Selon un responsable de la DGM, s’il était nécessaire de récupérer le passeport de Mgr Nshole, cela aurait dû se faire à Kinshasa, où il réside habituellement, et non à Lubumbashi. « Pourquoi confisquerions-nous le passeport de Mgr Donatien Nshole et laisserions celui de Mgr Fulgence Muteba alors qu’ils voyagent ensemble ? » a expliqué ce responsable à ACTUALITE.CD.
Parallèlement à cette controverse, la CENCO et l’Église du Christ au Congo (ECC) ont lancé un appel en faveur du projet « Pacte social pour la paix et le bien-vivre ensemble en RDC et dans les Grands Lacs ». Ce pacte vise à mobiliser la population congolaise pour la paix et à renforcer la cohésion sociale dans un contexte marqué par l’insécurité persistante à l’Est de la RDC.
Les dirigeants de ces deux églises affirment que ce projet est le fruit d’un long processus initié en réponse à de nombreuses sollicitations reçues de divers acteurs pour encourager la stabilité dans la région. Depuis plusieurs semaines, ils sillonnent la RDC et certains États de la région pour solliciter l’appui régional à leur initiative.

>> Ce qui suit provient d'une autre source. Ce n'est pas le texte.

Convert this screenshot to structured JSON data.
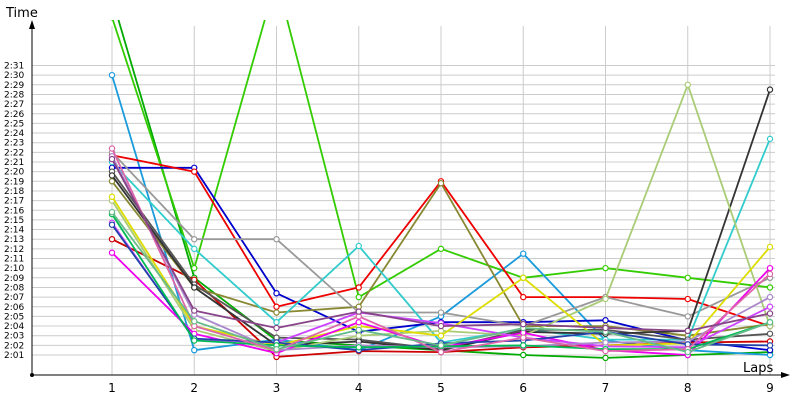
{
  "chart_data": {
    "type": "line",
    "title": "",
    "xlabel": "Laps",
    "ylabel": "Time",
    "x": [
      1,
      2,
      3,
      4,
      5,
      6,
      7,
      8,
      9
    ],
    "x_tick_labels": [
      "1",
      "2",
      "3",
      "4",
      "5",
      "6",
      "7",
      "8",
      "9"
    ],
    "y_unit": "seconds",
    "ylim": [
      120,
      151
    ],
    "y_tick_labels": [
      "2:01",
      "2:02",
      "2:03",
      "2:04",
      "2:05",
      "2:06",
      "2:07",
      "2:08",
      "2:09",
      "2:10",
      "2:11",
      "2:12",
      "2:13",
      "2:14",
      "2:15",
      "2:16",
      "2:17",
      "2:18",
      "2:19",
      "2:20",
      "2:21",
      "2:22",
      "2:23",
      "2:24",
      "2:25",
      "2:26",
      "2:27",
      "2:28",
      "2:29",
      "2:30",
      "2:31"
    ],
    "grid": true,
    "legend": false,
    "series": [
      {
        "color": "#00aa00",
        "values": [
          158.0,
          129.0,
          122.5,
          122.0,
          121.5,
          121.0,
          120.7,
          121.0,
          121.3
        ]
      },
      {
        "color": "#33cc00",
        "values": [
          156.0,
          130.0,
          160.0,
          127.0,
          132.0,
          129.0,
          130.0,
          129.0,
          128.0
        ]
      },
      {
        "color": "#1a9bdc",
        "values": [
          150.0,
          121.5,
          122.6,
          121.5,
          125.0,
          131.5,
          122.5,
          121.5,
          121.0
        ]
      },
      {
        "color": "#0000cc",
        "values": [
          140.4,
          140.4,
          127.4,
          123.4,
          124.4,
          124.4,
          124.6,
          122.5,
          121.5
        ]
      },
      {
        "color": "#ee0000",
        "values": [
          141.7,
          140.0,
          126.0,
          128.0,
          139.0,
          127.0,
          127.0,
          126.8,
          124.0
        ]
      },
      {
        "color": "#cc0000",
        "values": [
          133.0,
          128.8,
          120.8,
          121.4,
          121.3,
          121.8,
          122.0,
          122.3,
          122.4
        ]
      },
      {
        "color": "#888833",
        "values": [
          139.0,
          128.0,
          125.4,
          126.0,
          138.8,
          124.0,
          124.0,
          123.0,
          124.2
        ]
      },
      {
        "color": "#999999",
        "values": [
          142.0,
          133.0,
          133.0,
          125.4,
          125.4,
          124.0,
          127.0,
          125.0,
          129.0
        ]
      },
      {
        "color": "#33cccc",
        "values": [
          141.0,
          132.0,
          124.4,
          132.3,
          122.3,
          123.7,
          122.6,
          122.6,
          143.4
        ]
      },
      {
        "color": "#555555",
        "values": [
          140.0,
          128.3,
          122.8,
          122.6,
          121.6,
          123.6,
          123.6,
          122.6,
          123.2
        ]
      },
      {
        "color": "#333333",
        "values": [
          139.6,
          128.0,
          122.0,
          122.4,
          121.5,
          123.4,
          123.2,
          123.5,
          148.5
        ]
      },
      {
        "color": "#aacc77",
        "values": [
          137.0,
          123.6,
          121.4,
          123.0,
          123.5,
          123.0,
          126.8,
          149.0,
          124.0
        ]
      },
      {
        "color": "#dddd00",
        "values": [
          137.4,
          124.0,
          122.0,
          124.0,
          123.0,
          129.0,
          122.0,
          122.2,
          132.2
        ]
      },
      {
        "color": "#ee00ee",
        "values": [
          131.6,
          123.2,
          121.2,
          124.4,
          121.8,
          123.3,
          121.5,
          121.0,
          130.0
        ]
      },
      {
        "color": "#cc44ff",
        "values": [
          134.7,
          122.6,
          122.3,
          125.4,
          124.3,
          122.8,
          121.9,
          121.8,
          126.0
        ]
      },
      {
        "color": "#aa88cc",
        "values": [
          141.6,
          125.2,
          121.5,
          122.0,
          121.8,
          121.9,
          122.3,
          122.4,
          127.0
        ]
      },
      {
        "color": "#2244aa",
        "values": [
          134.5,
          122.7,
          122.3,
          121.5,
          122.2,
          122.5,
          123.4,
          122.1,
          122.0
        ]
      },
      {
        "color": "#00bb55",
        "values": [
          135.6,
          122.5,
          122.0,
          121.8,
          121.9,
          122.0,
          121.6,
          121.6,
          124.4
        ]
      },
      {
        "color": "#dd66aa",
        "values": [
          142.4,
          124.0,
          121.5,
          125.0,
          121.3,
          122.8,
          121.4,
          121.6,
          129.4
        ]
      },
      {
        "color": "#66bb88",
        "values": [
          135.8,
          124.5,
          121.6,
          123.6,
          122.0,
          123.8,
          123.4,
          121.3,
          124.4
        ]
      },
      {
        "color": "#884488",
        "values": [
          141.3,
          125.6,
          123.8,
          125.5,
          124.0,
          124.2,
          123.8,
          123.5,
          125.3
        ]
      }
    ]
  }
}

Cependant, cette initiative est contestée par la famille politique du Chef de l’État Félix-Antoine Tshisekedi, qui estime que l’église n’a pas pour vocation de piloter des initiatives politiques. Le président Tshisekedi a réaffirmé son attachement aux initiatives régionales, notamment les processus de Luanda et Nairobi, lors de sa rencontre avec sa famille politique. Il attend les conclusions des consultations menées par la CENCO-ECC.